Ethanol was originally hailed as the ‘next big thing in fuel’, which would help the environment and lead nations such as the US towards an independent energy market. However, times have changed and in a recent Financial Times analysis article, ‘Against the grain’, it is highlighted that while the debate surrounding E15 still exists, it’s not the only thing hindering ethanol blended fuels from becoming the norm. The recession is pointed out as an event that affected the demand for ethanol and biofuels. The dramatic increase in demand for these products during the decade before the crash caused the price of grain to spike during 2007 – 08 (the cusp of the global financial problems) as well as 2011 and 2012, causing poorer countries that import a large portion of their food to fall in to even deeper poverty. This global problem was one which prompted ethanol and biofuel producers to consider their volumes. And, environmentalists, also causing a stir, questioned the amount of land being converted and dedicated to corn.

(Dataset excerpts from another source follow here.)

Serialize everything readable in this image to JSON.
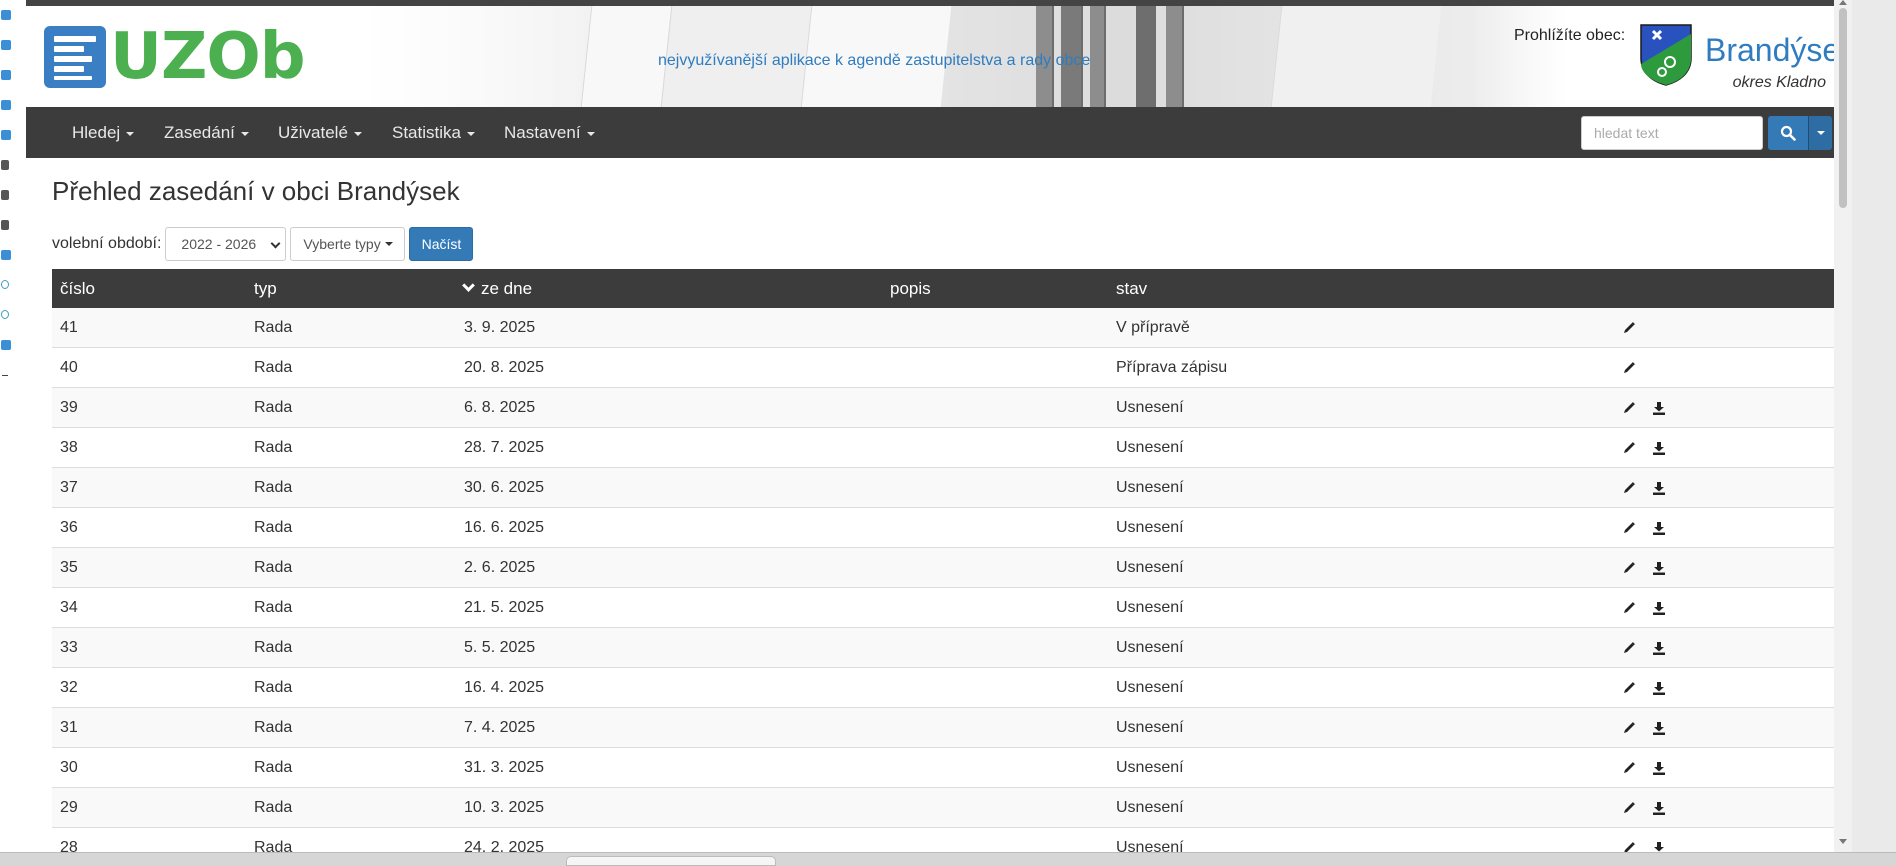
{
  "app": {
    "logo_text": "UZOb",
    "tagline": "nejvyužívanější aplikace k agendě zastupitelstva a rady obce"
  },
  "municipality": {
    "viewing_label": "Prohlížíte obec:",
    "name": "Brandýsek",
    "district": "okres Kladno"
  },
  "nav": {
    "items": [
      {
        "label": "Hledej"
      },
      {
        "label": "Zasedání"
      },
      {
        "label": "Uživatelé"
      },
      {
        "label": "Statistika"
      },
      {
        "label": "Nastavení"
      }
    ],
    "search_placeholder": "hledat text"
  },
  "page": {
    "title": "Přehled zasedání v obci Brandýsek"
  },
  "filters": {
    "period_label": "volební období:",
    "period_value": "2022 - 2026",
    "types_placeholder": "Vyberte typy",
    "load_button": "Načíst"
  },
  "table": {
    "headers": {
      "number": "číslo",
      "type": "typ",
      "date": "ze dne",
      "description": "popis",
      "status": "stav"
    },
    "rows": [
      {
        "number": "41",
        "type": "Rada",
        "date": "3. 9. 2025",
        "description": "",
        "status": "V přípravě",
        "download": false
      },
      {
        "number": "40",
        "type": "Rada",
        "date": "20. 8. 2025",
        "description": "",
        "status": "Příprava zápisu",
        "download": false
      },
      {
        "number": "39",
        "type": "Rada",
        "date": "6. 8. 2025",
        "description": "",
        "status": "Usnesení",
        "download": true
      },
      {
        "number": "38",
        "type": "Rada",
        "date": "28. 7. 2025",
        "description": "",
        "status": "Usnesení",
        "download": true
      },
      {
        "number": "37",
        "type": "Rada",
        "date": "30. 6. 2025",
        "description": "",
        "status": "Usnesení",
        "download": true
      },
      {
        "number": "36",
        "type": "Rada",
        "date": "16. 6. 2025",
        "description": "",
        "status": "Usnesení",
        "download": true
      },
      {
        "number": "35",
        "type": "Rada",
        "date": "2. 6. 2025",
        "description": "",
        "status": "Usnesení",
        "download": true
      },
      {
        "number": "34",
        "type": "Rada",
        "date": "21. 5. 2025",
        "description": "",
        "status": "Usnesení",
        "download": true
      },
      {
        "number": "33",
        "type": "Rada",
        "date": "5. 5. 2025",
        "description": "",
        "status": "Usnesení",
        "download": true
      },
      {
        "number": "32",
        "type": "Rada",
        "date": "16. 4. 2025",
        "description": "",
        "status": "Usnesení",
        "download": true
      },
      {
        "number": "31",
        "type": "Rada",
        "date": "7. 4. 2025",
        "description": "",
        "status": "Usnesení",
        "download": true
      },
      {
        "number": "30",
        "type": "Rada",
        "date": "31. 3. 2025",
        "description": "",
        "status": "Usnesení",
        "download": true
      },
      {
        "number": "29",
        "type": "Rada",
        "date": "10. 3. 2025",
        "description": "",
        "status": "Usnesení",
        "download": true
      },
      {
        "number": "28",
        "type": "Rada",
        "date": "24. 2. 2025",
        "description": "",
        "status": "Usnesení",
        "download": true
      }
    ]
  },
  "icons": {
    "edit": "pencil-icon",
    "download": "download-icon",
    "search": "search-icon",
    "sort": "sort-desc-icon"
  },
  "colors": {
    "primary": "#337ab7",
    "logo_green": "#4caf50",
    "navbar": "#3c3c3c",
    "link": "#2f7cc0"
  }
}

Looking more at the fuel side of things, ethanol blended products during the recession were indeed more expensive than fossil fuels, from production to pump, so not only was the amount of biofuels produced lower but demand dropped too. A more recent event that has affected demand, also highlighted in the Financial Times article, is the US shale revolution. This has seen the country’s ethanol production become stagnant which is not good news for this part of our industry, as the US produces over 60% of the world’s ethanol. However, who can blame the US for lowering and in some instances abandoning the production of ethanol for a more abundant and cheaper energy source, which could indeed result in the nation becoming energy independent?
Personally, when looking at the role of ethanol blended fuels, I believe that until testing has been carried out to levels that satisfy all parties, it is clear that trained relationships will be around for a while. Nevertheless, it is important that an agreed and safe level of ethanol if established; the future looks green, and the Renewable Fuel Standard could be integral to ensuring that our industry doesn’t get left behind.”